To make it work, I found it easiest and clearest to define a new class to store my key columns (GroupKey), then a separate class that implements IEqualityComparer (KeyComparer). I can then call

var result= source.GroupBy(r => new GroupKey(r), new KeyComparer());

The KeyComparer class does compare the strings with the InvariantCultureIgnoreCase comparer, so kudos to NaveenBhat for pointing me in the right direction.

Simplified versions of my classes:

private class GroupKey
{
    public string Column1{ get; set; }
    public string Column2{ get; set; }

    public GroupKey(SourceObject r) {
        this.Column1 = r.Column1;
        this.Column2 = r.Column2;
    }
}

private class KeyComparer: IEqualityComparer<GroupKey>
{

    bool IEqualityComparer<GroupKey>.Equals(GroupKey x, GroupKey y)
    {
        if (!x.Column1.Equals(y.Column1,StringComparer.InvariantCultureIgnoreCase) return false;
        if (!x.Column2.Equals(y.Column2,StringComparer.InvariantCultureIgnoreCase) return false;
        return true;
        //my actual code is more complex than this, more columns to compare
        //and handles null strings, but you get the idea.
    }

    int IEqualityComparer<GroupKey>.GetHashCode(GroupKey obj)
    {
        return 0.GetHashCode() ; // forces calling Equals
        //Note, it would be more efficient to do something like
        //string hcode = Column1.ToLower() + Column2.ToLower();
        //return hcode.GetHashCode();
        //but my object is more complex than this simplified example

    }
}


回答3:

I had the same issue grouping by the values of DataRow objects from a Table, but I just used .ToString() on the DataRow object to get past the compiler issue, e.g.

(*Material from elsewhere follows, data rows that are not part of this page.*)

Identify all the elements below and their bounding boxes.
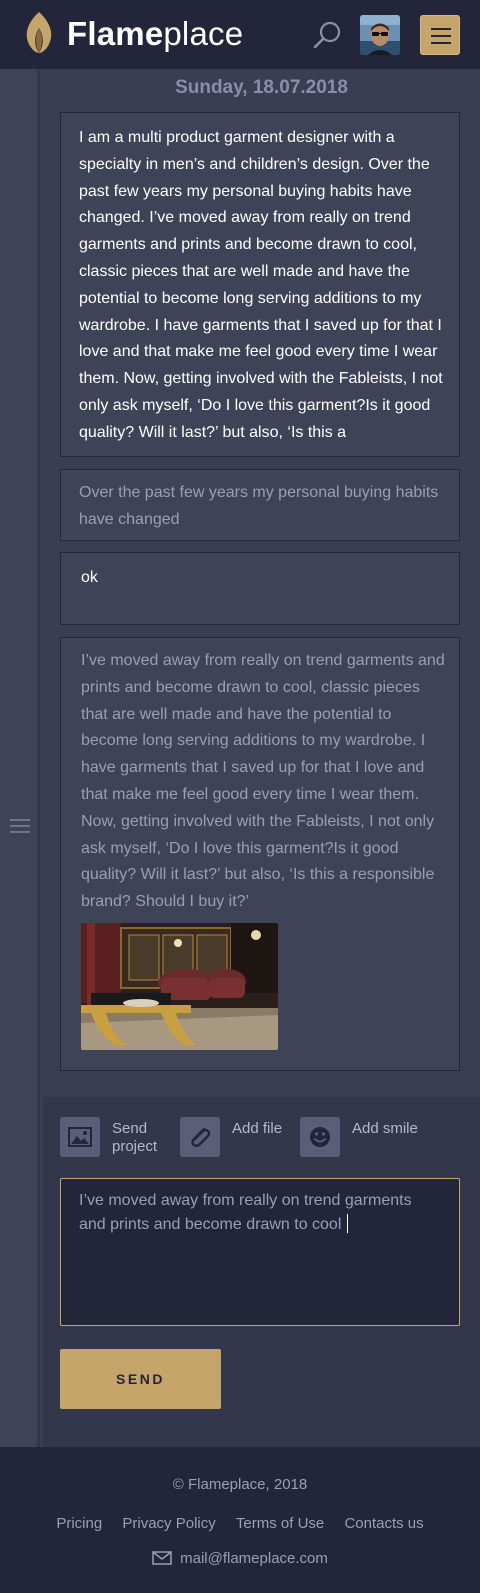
message-text: Over the past few years my personal buyi… xyxy=(79,484,439,528)
copyright-text: © Flameplace, 2018 xyxy=(172,1476,308,1493)
hamburger-icon[interactable] xyxy=(420,15,460,55)
chat-date: Sunday, 18.07.2018 xyxy=(175,77,348,98)
brand-name-light: place xyxy=(163,15,244,52)
avatar-photo xyxy=(360,15,400,55)
message-text: I’ve moved away from really on trend gar… xyxy=(81,652,445,911)
message-bubble: Over the past few years my personal buyi… xyxy=(60,469,460,541)
left-sidebar xyxy=(0,69,40,1447)
smile-icon xyxy=(300,1117,340,1157)
brand-name[interactable]: Flameplace xyxy=(67,14,243,54)
flame-logo-icon xyxy=(26,12,52,53)
add-smile-button[interactable]: Add smile xyxy=(300,1117,418,1159)
message-image[interactable] xyxy=(81,923,278,1050)
message-input-value: I’ve moved away from really on trend gar… xyxy=(79,1192,412,1233)
add-file-button[interactable]: Add file xyxy=(180,1117,295,1159)
message-input[interactable]: I’ve moved away from really on trend gar… xyxy=(60,1178,460,1326)
footer: © Flameplace, 2018 Pricing Privacy Polic… xyxy=(0,1447,480,1593)
footer-link-pricing[interactable]: Pricing xyxy=(56,1515,102,1532)
footer-email[interactable]: mail@flameplace.com xyxy=(0,1550,480,1567)
footer-link-privacy-policy[interactable]: Privacy Policy xyxy=(122,1515,215,1532)
footer-email-text: mail@flameplace.com xyxy=(180,1550,328,1567)
send-button[interactable]: SEND xyxy=(60,1349,221,1409)
avatar[interactable] xyxy=(360,15,400,55)
message-bubble: ok xyxy=(60,552,460,625)
message-bubble: I am a multi product garment designer wi… xyxy=(60,112,460,457)
interior-photo xyxy=(81,923,278,1050)
footer-link-contacts[interactable]: Contacts us xyxy=(344,1515,423,1532)
message-text: I am a multi product garment designer wi… xyxy=(79,129,443,441)
send-project-label: Send project xyxy=(112,1120,158,1155)
add-smile-label: Add smile xyxy=(352,1120,418,1137)
paperclip-icon xyxy=(180,1117,220,1157)
add-file-label: Add file xyxy=(232,1120,283,1137)
chat-thread: Sunday, 18.07.2018 I am a multi product … xyxy=(43,69,480,1097)
header: Flameplace xyxy=(0,0,480,69)
footer-links: Pricing Privacy Policy Terms of Use Cont… xyxy=(0,1515,480,1532)
send-project-button[interactable]: Send project xyxy=(60,1117,175,1159)
message-text: ok xyxy=(81,569,98,586)
message-composer: Send project Add file Add smile I’ve mov… xyxy=(43,1097,480,1447)
message-bubble: I’ve moved away from really on trend gar… xyxy=(60,637,460,1071)
mail-icon xyxy=(152,1551,172,1565)
image-icon xyxy=(60,1117,100,1157)
brand-name-bold: Flame xyxy=(67,15,164,52)
search-icon[interactable] xyxy=(310,17,346,53)
text-caret xyxy=(347,1214,349,1233)
sidebar-toggle-icon[interactable] xyxy=(10,819,30,835)
footer-link-terms-of-use[interactable]: Terms of Use xyxy=(236,1515,324,1532)
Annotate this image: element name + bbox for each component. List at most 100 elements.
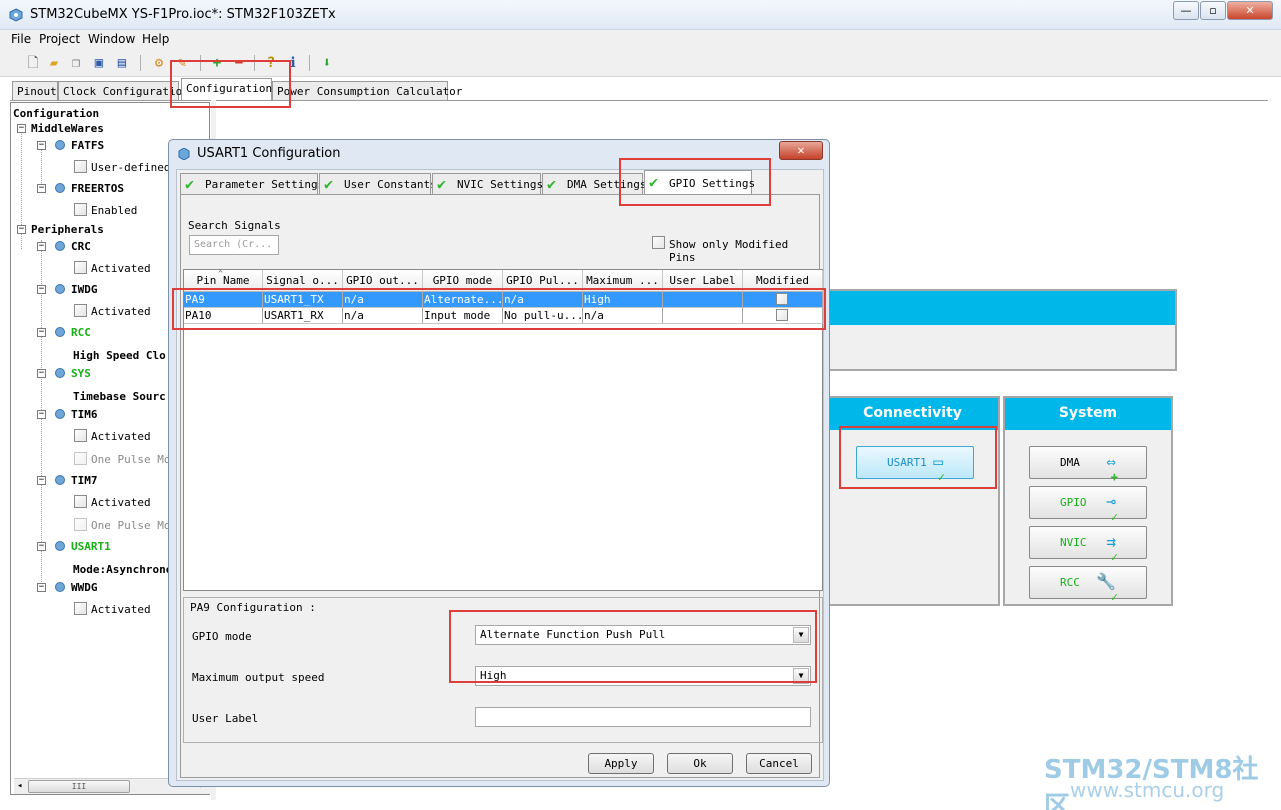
- tree-iwdg-option: Activated: [91, 305, 151, 318]
- tab-user-constants[interactable]: ✔ User Constants: [319, 173, 437, 194]
- collapse-icon[interactable]: −: [17, 124, 26, 133]
- tree-rcc-option: High Speed Clo: [73, 349, 166, 362]
- gear-icon: [55, 241, 65, 251]
- tim7-one-pulse-checkbox: [74, 518, 87, 531]
- tree-middlewares[interactable]: MiddleWares: [31, 122, 104, 135]
- tree-tim7[interactable]: TIM7: [71, 474, 98, 487]
- gear-icon: [55, 475, 65, 485]
- dma-button[interactable]: DMA ⇔ +: [1029, 446, 1147, 484]
- collapse-icon[interactable]: −: [37, 328, 46, 337]
- gear-icon: [55, 582, 65, 592]
- gear-icon: [55, 409, 65, 419]
- apply-button[interactable]: Apply: [588, 753, 654, 774]
- tab-pinout[interactable]: Pinout: [12, 81, 58, 101]
- tree-iwdg[interactable]: IWDG: [71, 283, 98, 296]
- gear-icon: [55, 541, 65, 551]
- cancel-button[interactable]: Cancel: [746, 753, 812, 774]
- tree-fatfs[interactable]: FATFS: [71, 139, 104, 152]
- open-folder-icon[interactable]: ▰: [45, 54, 63, 72]
- scroll-left-icon[interactable]: ◂: [17, 781, 22, 791]
- iwdg-activated-checkbox[interactable]: [74, 304, 87, 317]
- title-bar: STM32CubeMX YS-F1Pro.ioc*: STM32F103ZETx…: [0, 0, 1281, 30]
- tree-tim6-option: Activated: [91, 430, 151, 443]
- watermark-url: www.stmcu.org: [1070, 778, 1225, 802]
- collapse-icon[interactable]: −: [37, 369, 46, 378]
- menu-bar: File Project Window Help: [0, 30, 1281, 50]
- system-panel: System DMA ⇔ + GPIO ⊸ ✓ NVIC ⇉ ✓ RCC 🔧 ✓: [1003, 396, 1173, 606]
- collapse-icon[interactable]: −: [37, 542, 46, 551]
- tree-sys[interactable]: SYS: [71, 367, 91, 380]
- ok-button[interactable]: Ok: [667, 753, 733, 774]
- tree-usart1[interactable]: USART1: [71, 540, 111, 553]
- tab-nvic-settings[interactable]: ✔ NVIC Settings: [432, 173, 543, 194]
- search-signals-label: Search Signals: [188, 219, 281, 232]
- save-as-icon[interactable]: ▤: [113, 54, 131, 72]
- tab-power-consumption-calculator[interactable]: Power Consumption Calculator: [272, 81, 462, 101]
- tim6-activated-checkbox[interactable]: [74, 429, 87, 442]
- tree-tim6[interactable]: TIM6: [71, 408, 98, 421]
- collapse-icon[interactable]: −: [37, 141, 46, 150]
- gpio-button-label: GPIO: [1060, 496, 1087, 509]
- menu-window[interactable]: Window: [88, 32, 135, 46]
- gear-icon: [55, 183, 65, 193]
- tab-parameter-settings[interactable]: ✔ Parameter Settings: [180, 173, 324, 194]
- check-icon: ✓: [1110, 590, 1118, 604]
- generate-icon[interactable]: ⚙: [150, 54, 168, 72]
- show-modified-label: Show only Modified Pins: [669, 238, 789, 264]
- gpio-button[interactable]: GPIO ⊸ ✓: [1029, 486, 1147, 524]
- menu-help[interactable]: Help: [142, 32, 169, 46]
- dialog-icon: [178, 148, 190, 160]
- collapse-icon[interactable]: −: [37, 476, 46, 485]
- collapse-icon[interactable]: −: [37, 184, 46, 193]
- show-modified-checkbox[interactable]: [652, 236, 665, 249]
- tree-wwdg[interactable]: WWDG: [71, 581, 98, 594]
- tree-rcc[interactable]: RCC: [71, 326, 91, 339]
- crc-activated-checkbox[interactable]: [74, 261, 87, 274]
- maximize-button[interactable]: ▫: [1200, 1, 1226, 20]
- gpio-settings-content: Search Signals Search (Cr... Show only M…: [180, 194, 823, 778]
- check-icon: ✔: [437, 175, 447, 193]
- search-signals-input[interactable]: Search (Cr...: [189, 235, 279, 255]
- tab-clock-configuration[interactable]: Clock Configuration: [58, 81, 189, 101]
- tree-tim7-option: One Pulse Mod: [91, 519, 178, 532]
- user-label-input[interactable]: [475, 707, 811, 727]
- highlight-configuration-tab: [170, 60, 291, 108]
- tree-fatfs-option: User-defined: [91, 161, 171, 174]
- tree-root-configuration: Configuration: [13, 107, 100, 120]
- copy-icon[interactable]: ❐: [67, 54, 85, 72]
- collapse-icon[interactable]: −: [37, 285, 46, 294]
- wwdg-activated-checkbox[interactable]: [74, 602, 87, 615]
- app-icon: [9, 8, 23, 22]
- tree-freertos[interactable]: FREERTOS: [71, 182, 124, 195]
- scroll-thumb[interactable]: III: [28, 780, 130, 793]
- collapse-icon[interactable]: −: [17, 225, 26, 234]
- rcc-button[interactable]: RCC 🔧 ✓: [1029, 566, 1147, 604]
- collapse-icon[interactable]: −: [37, 410, 46, 419]
- new-file-icon[interactable]: 🗋: [24, 54, 42, 72]
- fatfs-user-defined-checkbox[interactable]: [74, 160, 87, 173]
- collapse-icon[interactable]: −: [37, 583, 46, 592]
- tim7-activated-checkbox[interactable]: [74, 495, 87, 508]
- highlight-gpio-settings-tab: [619, 158, 771, 206]
- collapse-icon[interactable]: −: [37, 242, 46, 251]
- dialog-close-button[interactable]: ✕: [779, 141, 823, 160]
- freertos-enabled-checkbox[interactable]: [74, 203, 87, 216]
- tree-crc[interactable]: CRC: [71, 240, 91, 253]
- highlight-usart1-button: [839, 426, 997, 489]
- nvic-button[interactable]: NVIC ⇉ ✓: [1029, 526, 1147, 564]
- dialog-title: USART1 Configuration: [197, 146, 341, 161]
- tree-usart1-option: Mode:Asynchrono: [73, 563, 173, 576]
- tree-peripherals[interactable]: Peripherals: [31, 223, 104, 236]
- download-icon[interactable]: ⬇: [318, 54, 336, 72]
- window-title: STM32CubeMX YS-F1Pro.ioc*: STM32F103ZETx: [30, 7, 336, 22]
- tree-crc-option: Activated: [91, 262, 151, 275]
- background-panel: [820, 289, 1177, 371]
- gear-icon: [55, 368, 65, 378]
- menu-file[interactable]: File: [11, 32, 31, 46]
- save-icon[interactable]: ▣: [90, 54, 108, 72]
- menu-project[interactable]: Project: [39, 32, 80, 46]
- minimize-button[interactable]: —: [1173, 1, 1199, 20]
- close-window-button[interactable]: ✕: [1227, 1, 1273, 20]
- gear-icon: [55, 284, 65, 294]
- tim6-one-pulse-checkbox: [74, 452, 87, 465]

MyTable.AsEnumerable().GroupBy(
    dataRow => dataRow["Value"].ToString(),
    StringComparer.InvariantCultureIgnoreCase)

instead of

MyTable.AsEnumerable().GroupBy(
    dataRow => dataRow["Value"],
    StringComparer.InvariantCultureIgnoreCase)


回答4:

I've expanded on Bill B's answer to make things a little more dynamic to avoid "hardcoding" the column properties in the GroupKey and IQualityComparer<>.

private class GroupKey
    {
        public List<string> Columns { get; } = new List<string>();

        public GroupKey(params string[] columns)
        {
            foreach (var column in columns)
            {
                // Using 'ToUpperInvariant()' if user calls Distinct() after 
                // the grouping, matching strings with a different case will 
                // be dropped and not duplicated
                Columns.Add(column.ToUpperInvariant());
            }
        }

    }

    private class KeyComparer : IEqualityComparer<GroupKey>
    {

        bool IEqualityComparer<GroupKey>.Equals(GroupKey x, GroupKey y)
        {
            for (var i = 0; i < x.Columns.Count; i++)
            {
                if (!x.Columns[i].Equals(y.Columns[i], StringComparison.OrdinalIgnoreCase)) return false;
            }

            return true;
        }

        int IEqualityComparer<GroupKey>.GetHashCode(GroupKey obj)
        {
            var hashcode = obj.Columns[0].GetHashCode();

            for (var i = 1; i < obj.Columns.Count; i++)
            {
                var column = obj.Columns[i];
                // *397 is normally generated by ReSharper to create more unique values
                // So I added it here, it's technically not required
                hashcode = (hashcode * 397) ^ (column != null ? column.GetHashCode() : 0);
            }

            return hashcode;
        }
    }

Usage:

var result = source.GroupBy(r => new GroupKey(r.Column1, r.Column2, r.Column3), new KeyComparer());

This way, you can pass any number of columns into the GroupKey constructor.